By Sam Boughedda
Tesla's (NASDAQ:TSLA) credit rating, including the issuer credit rating and issue-level ratings, was raised to investment grade at S&P on Thursday, to 'BBB' from 'BB+.'
The firm made the decision to upgrade the electric vehicle giant's rating on its improving production and "solid cash flow prospects."
"Tesla Inc.'s reported production and deliveries for the nine months ended Sept. 30, 2022, were higher than our expectations and the ramp-up in its global capacity appears on track to meet the strong demand for its products into 2023," S&P Global stated in a press release.
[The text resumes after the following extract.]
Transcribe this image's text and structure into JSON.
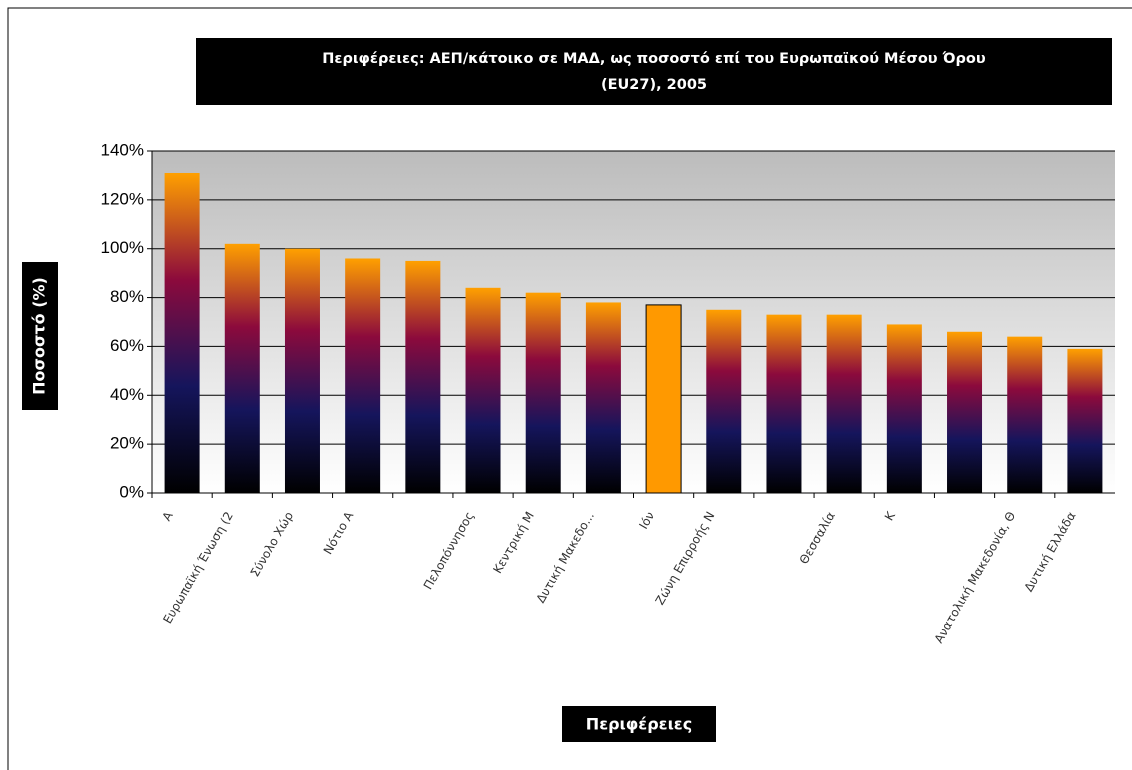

The firm now expects Tesla to sell 2 million units in 2023 (above its prior upgrade trigger of 1.5 million units). In addition, it believes the pace of production growth and the level of manufacturing efficiency in its Austin and Berlin facilities have been better than its prior expectations.
The firm said it now views"more favorably" as the company continues to demonstrate market leadership in electric vehicles, with solid manufacturing efficiency that supports strong EBITDA margins and sustained positive free operating cash flow, above previously established upside triggers.
"The stable outlook reflects our expectation that Tesla will maintain low debt levels as it sustains its solid market share, profitability, and strong liquidity amid a weakening economy and an increasingly competitive environment for EVs," added S&P Global.